Coming off a calendar month that saw an unprecedented staging of two majors, now is an appropriate time to ask the question: which one do players covet most?
The answer seems to come down to where you’re from, and in Australia there’s little doubt the Open Championship remains the game’s pinnacle achievement.
In an informal, anonymous poll Golf Australia conducted of a dozen or so past and present Aussie touring professionals, every single one listed The Open at the top of the tree. Thereafter the ranking was also unanimous: the Masters sits second, followed by the US Open and the US PGA Championship in last place.
Our five-time champion Peter Thomson always bristles at the suggestion he won his remarkable quintet only because the best of the US players stayed home.
Interestingly, their responses were almost immediate, signalling that the hierarchy is obvious. So it’s all pretty clear-cut stuff, as even a small sample can present a picture of the majors landscape here.
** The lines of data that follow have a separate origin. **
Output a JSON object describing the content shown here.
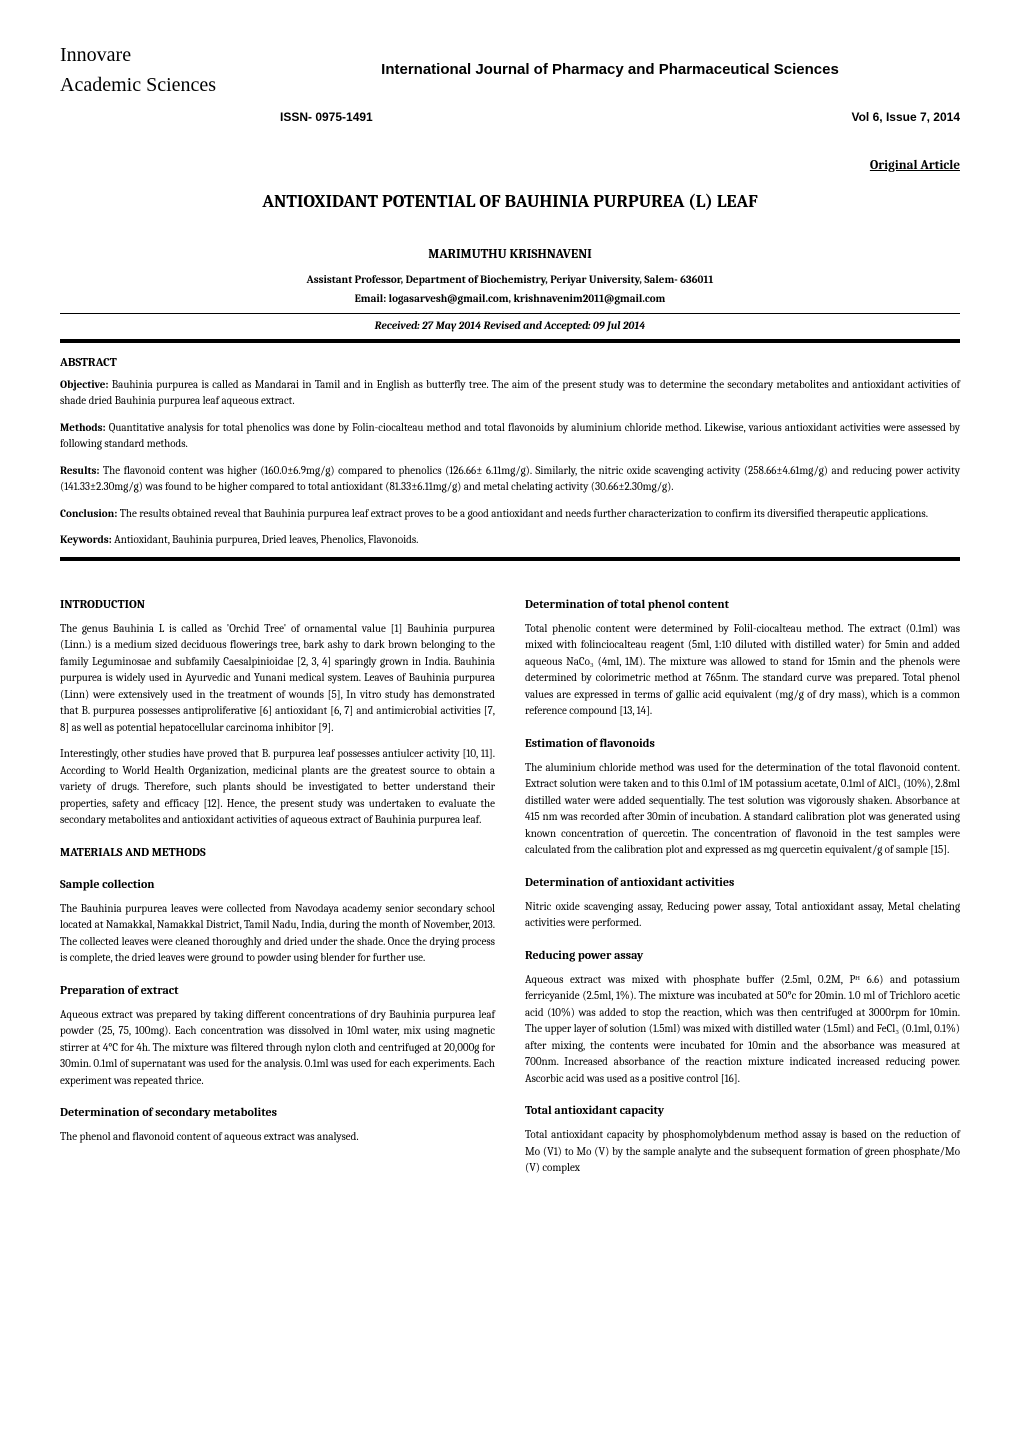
{
  "header": {
    "publisher_line1": "Innovare",
    "publisher_line2": "Academic Sciences",
    "journal_title": "International Journal of Pharmacy and Pharmaceutical Sciences",
    "issn": "ISSN- 0975-1491",
    "volume": "Vol 6, Issue 7, 2014"
  },
  "article_type": "Original Article",
  "title": "ANTIOXIDANT POTENTIAL OF BAUHINIA PURPUREA (L) LEAF",
  "author": "MARIMUTHU KRISHNAVENI",
  "affiliation": "Assistant Professor, Department of Biochemistry, Periyar University, Salem- 636011",
  "email": "Email: logasarvesh@gmail.com, krishnavenim2011@gmail.com",
  "dates": "Received: 27 May 2014 Revised and Accepted: 09 Jul  2014",
  "abstract": {
    "heading": "ABSTRACT",
    "objective_label": "Objective:",
    "objective": " Bauhinia purpurea is called as Mandarai in Tamil and in English as butterfly tree. The aim of the present study was to determine the secondary metabolites and antioxidant activities of shade dried Bauhinia purpurea leaf aqueous extract.",
    "methods_label": "Methods:",
    "methods": " Quantitative analysis for total phenolics was done by Folin-ciocalteau method and total flavonoids by aluminium chloride method. Likewise, various antioxidant activities were assessed by following standard methods.",
    "results_label": "Results:",
    "results": " The flavonoid content was higher (160.0±6.9mg/g) compared to phenolics (126.66± 6.11mg/g). Similarly, the nitric oxide scavenging activity (258.66±4.61mg/g) and reducing power activity (141.33±2.30mg/g) was found to be higher compared to total antioxidant (81.33±6.11mg/g) and metal chelating activity (30.66±2.30mg/g).",
    "conclusion_label": "Conclusion:",
    "conclusion": " The results obtained reveal that Bauhinia purpurea leaf extract proves to be a good antioxidant and needs further characterization to confirm its diversified therapeutic applications.",
    "keywords_label": "Keywords:",
    "keywords": " Antioxidant, Bauhinia purpurea, Dried leaves, Phenolics, Flavonoids."
  },
  "left_col": {
    "intro_heading": "INTRODUCTION",
    "intro_p1": "The genus Bauhinia L is called as 'Orchid Tree' of ornamental value [1] Bauhinia purpurea (Linn.) is a medium sized deciduous flowerings tree, bark ashy to dark brown belonging to the family Leguminosae and subfamily Caesalpinioidae [2, 3, 4] sparingly grown in India. Bauhinia purpurea is widely used in Ayurvedic and Yunani medical system. Leaves of Bauhinia purpurea (Linn) were extensively used in the treatment of wounds [5], In vitro study has demonstrated that B. purpurea possesses antiproliferative [6] antioxidant [6, 7] and antimicrobial activities [7, 8] as well as potential hepatocellular carcinoma inhibitor [9].",
    "intro_p2": " Interestingly, other studies have proved that B. purpurea leaf possesses antiulcer activity [10, 11]. According to World Health Organization, medicinal plants are the greatest source to obtain a variety of drugs. Therefore, such plants should be investigated to better understand their properties, safety and efficacy [12]. Hence, the present study was undertaken to evaluate the secondary metabolites and antioxidant activities of aqueous extract of Bauhinia purpurea leaf.",
    "materials_heading": "MATERIALS AND METHODS",
    "sample_heading": "Sample collection",
    "sample_p": "The Bauhinia purpurea leaves were collected from Navodaya academy senior secondary school located at Namakkal, Namakkal District, Tamil Nadu, India, during the month of November, 2013. The collected leaves were cleaned thoroughly and dried under the shade. Once the drying process is complete, the dried leaves were ground to powder using blender for further use.",
    "prep_heading": "Preparation of extract",
    "prep_p": "Aqueous extract was prepared by taking different concentrations of dry Bauhinia purpurea leaf powder (25, 75, 100mg). Each concentration was dissolved in 10ml water, mix using magnetic stirrer at 4°C for 4h. The mixture was filtered through nylon cloth and centrifuged at 20,000g for 30min. 0.1ml of supernatant was used for the analysis. 0.1ml was used for each experiments. Each experiment was repeated thrice.",
    "secondary_heading": "Determination of secondary metabolites",
    "secondary_p": "The phenol and flavonoid content of aqueous extract was analysed."
  },
  "right_col": {
    "phenol_heading": "Determination of total phenol content",
    "phenol_p": "Total phenolic content were determined by Folil-ciocalteau method. The extract (0.1ml) was mixed with folinciocalteau reagent (5ml, 1:10 diluted with distilled water) for 5min and added aqueous NaCo₃ (4ml, 1M). The mixture was allowed to stand for 15min and the phenols were determined by colorimetric method at 765nm. The standard curve was prepared. Total phenol values are expressed in terms of gallic acid equivalent (mg/g of dry mass), which is a common reference compound [13, 14].",
    "flav_heading": "Estimation of flavonoids",
    "flav_p": "The aluminium chloride method was used for the determination of the total flavonoid content. Extract solution were taken and to this 0.1ml of 1M potassium acetate, 0.1ml of AlCl₃ (10%), 2.8ml distilled water were added sequentially. The test solution was vigorously shaken. Absorbance at 415 nm was recorded after 30min of incubation. A standard calibration plot was generated using known concentration of quercetin. The concentration of flavonoid in the test samples were calculated from the calibration plot and expressed as mg quercetin equivalent/g of sample [15].",
    "antiox_heading": "Determination of antioxidant activities",
    "antiox_p": "Nitric oxide scavenging assay, Reducing power assay, Total antioxidant assay, Metal chelating activities were performed.",
    "reducing_heading": "Reducing power assay",
    "reducing_p": "Aqueous extract was mixed with phosphate buffer (2.5ml, 0.2M, Pᴴ 6.6) and potassium ferricyanide (2.5ml, 1%). The mixture was incubated at 50°c for 20min. 1.0 ml of Trichloro acetic acid (10%) was added to stop the reaction, which was then centrifuged at 3000rpm for 10min. The upper layer of solution (1.5ml) was mixed with distilled water (1.5ml) and FeCl₃ (0.1ml, 0.1%) after mixing, the contents were incubated for 10min and the absorbance was measured at 700nm. Increased absorbance of the reaction mixture indicated increased reducing power. Ascorbic acid was used as a positive control [16].",
    "total_heading": "Total antioxidant capacity",
    "total_p": "Total antioxidant capacity by phosphomolybdenum method assay is based on the reduction of Mo (V1) to Mo (V) by the sample analyte and the subsequent formation of green phosphate/Mo (V) complex"
  },
  "styles": {
    "page_bg": "#ffffff",
    "text_color": "#000000",
    "rule_color": "#000000",
    "body_font_size": 11,
    "heading_font_size": 12,
    "title_font_size": 18
  }
}
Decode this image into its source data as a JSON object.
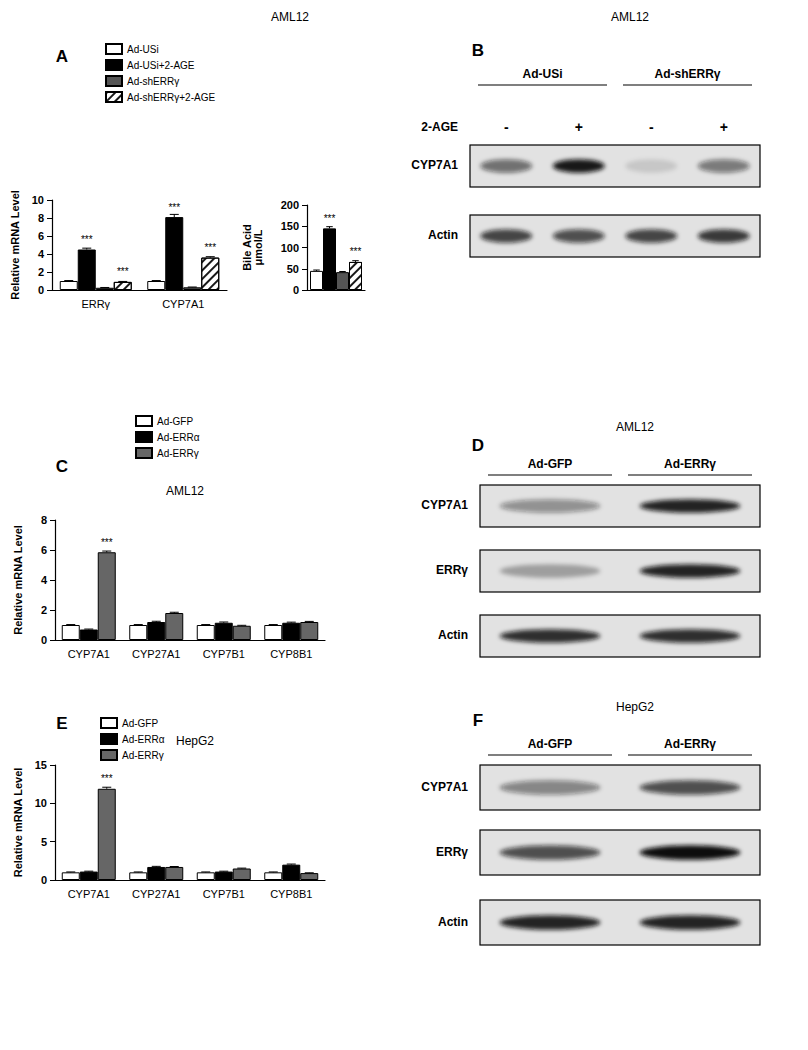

It’s a discussion that surfaces periodically and changes with time. In the middle of last century, American players didn’t give the Open Championship the time of day, but Europeans, Australians and every other golf-playing nation continued to view it as the premier contest in the sport. Our five-time champion Peter Thomson always bristles at the suggestion he won his remarkable quintet only because the best of the US players stayed home.
American opinion is a better gauge, in a way, because they have three ‘home’ majors to separate. A heightened sentiment for and understanding of golf’s oldest championship coupled with a deeply held love of their own national Open and the ‘newcomer’ at Augusta perhaps gives Americans cause to reflect a little deeper. The prestige of the Masters and privileges that come with winning the green jacket probably still trump the US Open, just as our Aussie players indicated. But I suspect the battle between the two Opens in American eyes is closer than we might think.
A close indication of the broader feeling came via a 2012 Sports Illustrated survey that asked PGA Tour players to select the best major, rather than rank the four in order. Exactly half picked the Masters as No.1 and only two percent chose the PGA Championship. In the middle were the Open Championship with 25 percent and US Open with 23 percent.
Regardless of nationality, few would argue that the PGA sits last of the four and a clear third among the American-based majors. The PGA has raised its game in recent years with stronger fields, venues that better detach it from its perceived role as a pseudo US Open and an intriguing discussion about potentially taking the championship global for other countries’ PGAs to co-host. It’s a move that would surely further enhance its reputation and in time make the positions in this ranking a little less definitive.